The third point is, well,…do I need to go into this? Steve declares his own understanding of behavior to be superior to the understanding of another discussant, without one whiff of anything like evidence. We’re all tempted to believe our one views superior, but claiming them to be so doesn’t really stand up to scrutiny.
Now, on the point of “loanable funds” we haven’t seen Steve’s definition, so we don’t even know if he’s discussing the same topic that economists discuss when they talk about loanable funds. We have Steve making an argument which seems to imply a definition of loanable funds, but the definition implied seems in some ways different from the definition that economists use. If this is a debate over definition masquerading as a debate over fundamental understanding, well, what a bore!
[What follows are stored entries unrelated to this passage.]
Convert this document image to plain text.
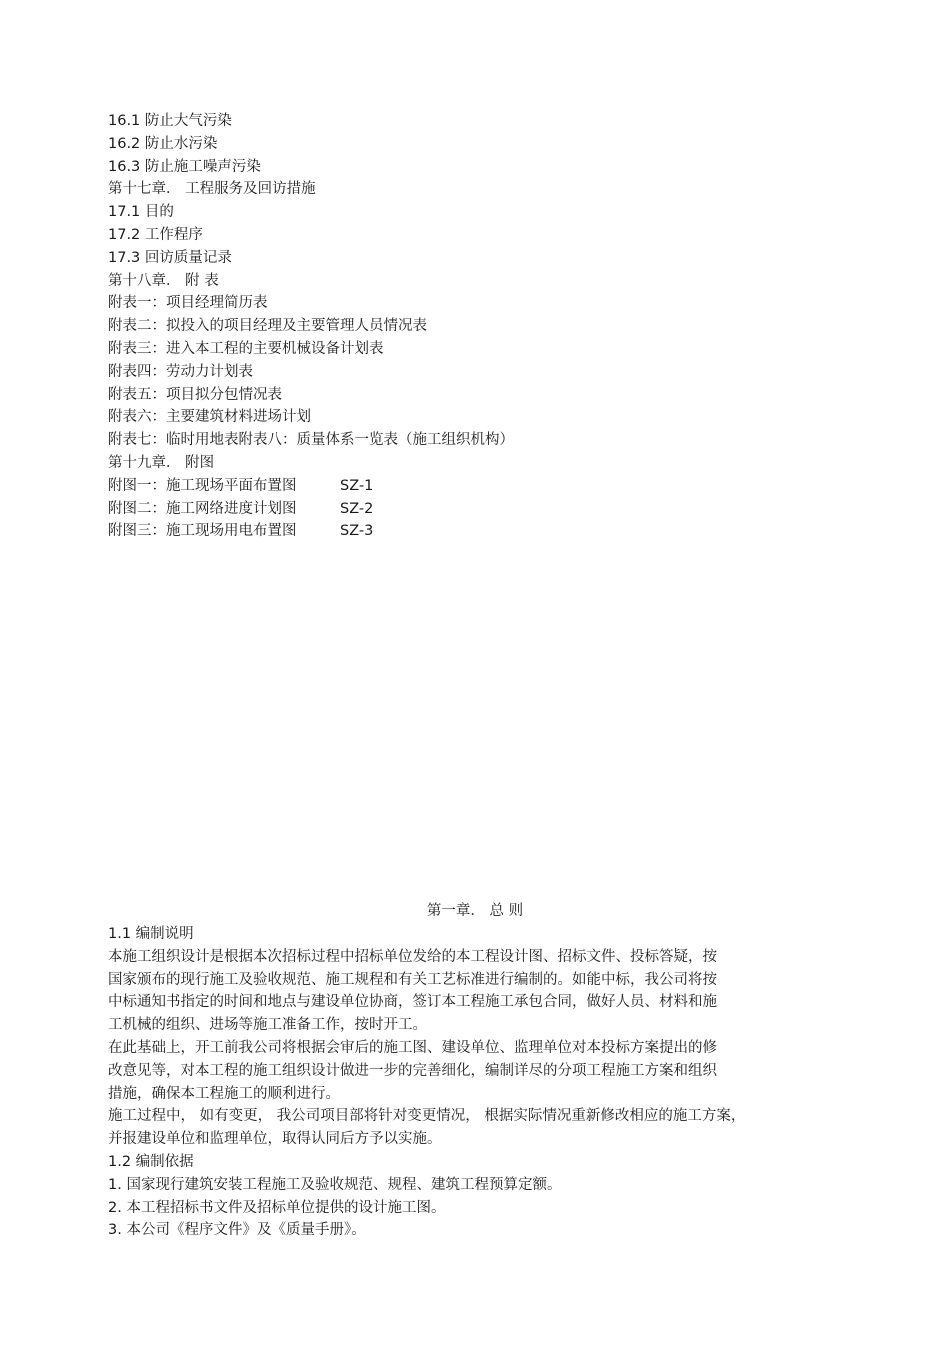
16.1 防止大气污染
16.2 防止水污染
16.3 防止施工噪声污染
第十七章． 工程服务及回访措施
17.1 目的
17.2 工作程序
17.3 回访质量记录
第十八章． 附 表
附表一：项目经理简历表
附表二：拟投入的项目经理及主要管理人员情况表
附表三：进入本工程的主要机械设备计划表
附表四：劳动力计划表
附表五：项目拟分包情况表
附表六：主要建筑材料进场计划
附表七：临时用地表附表八：质量体系一览表（施工组织机构）
第十九章． 附图
附图一：施工现场平面布置图	SZ-1
附图二：施工网络进度计划图	SZ-2
附图三：施工现场用电布置图	SZ-3
第一章． 总 则
1.1 编制说明
本施工组织设计是根据本次招标过程中招标单位发给的本工程设计图、招标文件、投标答疑，按
国家颁布的现行施工及验收规范、施工规程和有关工艺标准进行编制的。如能中标，我公司将按
中标通知书指定的时间和地点与建设单位协商，签订本工程施工承包合同，做好人员、材料和施
工机械的组织、进场等施工准备工作，按时开工。
在此基础上，开工前我公司将根据会审后的施工图、建设单位、监理单位对本投标方案提出的修
改意见等，对本工程的施工组织设计做进一步的完善细化，编制详尽的分项工程施工方案和组织
措施，确保本工程施工的顺利进行。
施工过程中， 如有变更， 我公司项目部将针对变更情况， 根据实际情况重新修改相应的施工方案，
并报建设单位和监理单位，取得认同后方予以实施。
1.2 编制依据
1. 国家现行建筑安装工程施工及验收规范、规程、建筑工程预算定额。
2. 本工程招标书文件及招标单位提供的设计施工图。
3. 本公司《程序文件》及《质量手册》。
The world is full of people claiming superior understanding, but who are actually just demanding their own definition.
If Steve wants to claims, as so many others have, that he is just smarter and all those economists (or, in other similar debates, insert “climatologists”, “sociologist” “epidemiologist”, as you like) are just benighted, he has to do more than claim. He has to make an argument that doesn’t rely on […]
“Saving” in the headline is *not* referring to “economists”/national accounts’ “S” saving. (Which is actually investment.)
Rather to individuals/businesses spending less than their income — which is also what Mankiw is referring to in his passage.
They’re completely different things.
“if my salary after taxes is $50,000 and I spend $40,000 on consumption and $10,000 on old U. S. comic books, I have saved $10,000, right?”
No: in either sense.
In the sense used here, you spent all your income. That $10K went from your account to someone else’s with no net change in total stock.
In the NIPA sense, the comic books, and your spending on them, don’t even exist, because they’re not newly-produced goods. It was just an asset swap, like buying a house or some Apple stock, which the NIPAs ignore.
@kharris: “Steve’s further claim that he is not writing about behavior baffles me,”
I realized later that would be taken wrong — should have put quote around it.
That’s an economist speaking, not me.
maybe it’s because i am more of an engineer than an economist that i agree with you. i quite lost track of Steve’s argument, but I am certain he is talking about something different than what you and i mean by saving and investment. i could go to some length to describe what i mean, but my guess is that economists mean something else. the question is whether what they mean means anything.
brace yourself: i agree with you.
is the type of lending institution relevant? it may be a zero sum game as to the supply of money, but it seems to me (a chemist not an economist) that a credit union, for example, is more likely to finance consumer spending, and that the sort of bank a big employer might use is more interested in speculative investments… does consumer spending have a bigger multiplier?